003P University of Leicester, UK
6th Focused Meeting on Cell Signalling

 

 

The AKT Kinase Inhibitor GSK690693 Activates the Mast-Cell Degranulation Receptor, Mrgprx2, and Induces Adverse Histamine-Like Reactions in Dogs

Mrgprx2 is a family-A G-protein-coupled receptor expressed on human mast cells. Mrgprx2 and its orthologous receptors in other mammalian species are relatively promiscuous, being activated by structurally diverse peptides and small molecules (basic secretogogues). Activation of Mrgprx2 leads to mast cell degranulation and histamine release, and underlies acute histamine-like adverse drug reactions to various injected therapeutic agents. An example is the bradykinin antagonist peptide icatibant, which activates Mrgprx2 and causes injection site reactions (ref.1). We investigated whether activation of Mrgprx2 might be responsible for unexplained histamine-like adverse reactions occasionally observed for drug candidates in nonclinical stages of development. To measure Mrgprx2 agonist activity, Chinese hamster ovary (CHO-K1) cells stably expressing a tagged version of the receptor were used. Known Mrgprx2 agonists (Compound 48/80, cortistatin-14 and substance P) stimulated concentration-dependent intracellular calcium release and β-arrestin association (Table 1), consistent with published data (refs.1&2). The pan-AKT kinase inhibitor GSK690693 (ref.3) caused overt histamine-like reactions upon intravenous infusion into dog at doses of 25mg/kg and above, which produced exposures (Cmax) ≥6μM (total drug). Symptoms were attenuated by administration of antihistamines and steroids. Infusion of GSK690693 to rats and monkeys (Cmax ≥10μM) also resulted in histamine-like clinical signs (e.g. emesis), though elevated plasma glucose resulting from AKT inhibition may have been a confounding factor. In vitro, GSK690693 caused intracellular calcium release in the Mrgprx2-CHOK1 cells (Table 1). GSK690693-evoked calcium release was also observed in human U2OS cells transiently transfected with an untagged version of Mrgprx2, but not in Mrgprx1-expressing or host U2OS cells. GSK690693 showed low to moderate plasma protein binding (55%, 56%, 59% and 70% in rat, dog, monkey and human, respectively). In conclusion, Mrgprx2 agonism of GSK690693 was the likely mechanism for the in vivo histamine-like adverse effects observed in dogs. These findings support the need for further work to validate Mrgprx2 activity as a screening assay for predicting histamine-like reactions in vivo.

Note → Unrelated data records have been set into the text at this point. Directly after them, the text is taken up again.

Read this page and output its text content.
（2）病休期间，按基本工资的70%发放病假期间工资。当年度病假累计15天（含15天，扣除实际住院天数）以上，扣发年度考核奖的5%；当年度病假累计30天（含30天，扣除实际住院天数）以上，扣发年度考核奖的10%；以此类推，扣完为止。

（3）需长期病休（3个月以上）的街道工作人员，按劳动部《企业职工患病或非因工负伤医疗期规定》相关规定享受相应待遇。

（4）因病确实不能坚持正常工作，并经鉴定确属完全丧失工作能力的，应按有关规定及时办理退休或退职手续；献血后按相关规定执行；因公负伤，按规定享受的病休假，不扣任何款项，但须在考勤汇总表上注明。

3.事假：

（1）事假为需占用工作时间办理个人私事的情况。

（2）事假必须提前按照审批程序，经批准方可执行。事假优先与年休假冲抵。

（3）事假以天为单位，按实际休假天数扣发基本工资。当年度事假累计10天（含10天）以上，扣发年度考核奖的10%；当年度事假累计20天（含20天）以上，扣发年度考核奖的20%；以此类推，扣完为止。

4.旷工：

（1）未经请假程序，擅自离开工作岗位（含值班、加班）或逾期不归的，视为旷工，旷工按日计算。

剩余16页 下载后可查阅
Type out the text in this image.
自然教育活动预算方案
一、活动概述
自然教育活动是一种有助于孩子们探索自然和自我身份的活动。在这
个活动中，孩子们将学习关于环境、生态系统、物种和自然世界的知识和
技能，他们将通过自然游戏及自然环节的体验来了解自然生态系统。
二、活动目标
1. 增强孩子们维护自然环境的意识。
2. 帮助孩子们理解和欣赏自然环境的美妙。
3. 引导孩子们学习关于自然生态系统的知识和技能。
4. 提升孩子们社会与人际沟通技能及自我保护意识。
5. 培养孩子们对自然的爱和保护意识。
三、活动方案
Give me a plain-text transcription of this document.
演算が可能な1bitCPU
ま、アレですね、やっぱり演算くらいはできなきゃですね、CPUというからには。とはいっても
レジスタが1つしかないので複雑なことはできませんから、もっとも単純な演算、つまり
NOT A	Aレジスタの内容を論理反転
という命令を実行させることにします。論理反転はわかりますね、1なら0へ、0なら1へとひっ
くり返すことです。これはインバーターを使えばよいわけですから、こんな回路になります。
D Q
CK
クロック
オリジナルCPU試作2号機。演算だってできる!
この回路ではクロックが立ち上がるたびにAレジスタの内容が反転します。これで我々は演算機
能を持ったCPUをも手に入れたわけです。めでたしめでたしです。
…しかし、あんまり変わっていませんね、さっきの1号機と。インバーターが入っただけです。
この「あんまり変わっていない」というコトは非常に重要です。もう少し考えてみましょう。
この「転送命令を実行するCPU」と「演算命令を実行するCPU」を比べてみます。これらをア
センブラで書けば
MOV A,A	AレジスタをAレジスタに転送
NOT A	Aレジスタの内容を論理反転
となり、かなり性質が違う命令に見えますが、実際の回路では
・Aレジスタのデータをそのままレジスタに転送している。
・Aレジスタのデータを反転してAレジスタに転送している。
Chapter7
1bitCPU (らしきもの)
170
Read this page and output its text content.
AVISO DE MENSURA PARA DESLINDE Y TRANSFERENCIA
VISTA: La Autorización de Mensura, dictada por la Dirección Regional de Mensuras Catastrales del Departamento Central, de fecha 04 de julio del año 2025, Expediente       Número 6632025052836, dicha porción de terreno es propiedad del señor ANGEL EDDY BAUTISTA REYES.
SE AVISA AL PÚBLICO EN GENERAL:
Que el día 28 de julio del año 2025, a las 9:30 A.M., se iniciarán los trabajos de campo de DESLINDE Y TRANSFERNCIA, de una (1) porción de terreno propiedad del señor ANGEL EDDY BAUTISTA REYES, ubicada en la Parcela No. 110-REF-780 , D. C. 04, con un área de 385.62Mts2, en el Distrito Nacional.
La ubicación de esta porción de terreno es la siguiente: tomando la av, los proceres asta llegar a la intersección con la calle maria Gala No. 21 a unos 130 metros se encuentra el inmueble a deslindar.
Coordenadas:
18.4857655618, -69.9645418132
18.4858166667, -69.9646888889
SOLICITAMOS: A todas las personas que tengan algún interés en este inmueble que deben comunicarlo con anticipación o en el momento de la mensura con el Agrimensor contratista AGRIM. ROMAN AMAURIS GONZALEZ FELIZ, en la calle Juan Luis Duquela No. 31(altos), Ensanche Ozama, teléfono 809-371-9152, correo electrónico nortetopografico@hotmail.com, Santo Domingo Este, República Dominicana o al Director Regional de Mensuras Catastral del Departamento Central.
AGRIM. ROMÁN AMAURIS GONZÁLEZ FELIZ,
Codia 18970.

Table 1: Agonist activity in Mrgprx2-CHOK1 cells (pEC50,mean±SD)

Calcium release β-arrestin
Compound 48/80 6.55 (n=2) 5.89 (n=1)
Cortistatin-14 6.9±0.31 (n=3) 7.1±0.16 (n=2)
Substance P 6.49 (n=1) 6.45 (n=1)
GSK690693 5.11 (n=1) ND

Refs:

(1) McNeil et al. Nature (2014) 519, 237–241.

(2) Southern et al. J Biomol Screen (2013) 18(5), 599–609.

(3) Rhodes et al. Cancer Res (2008) 68(7), 2366–2374.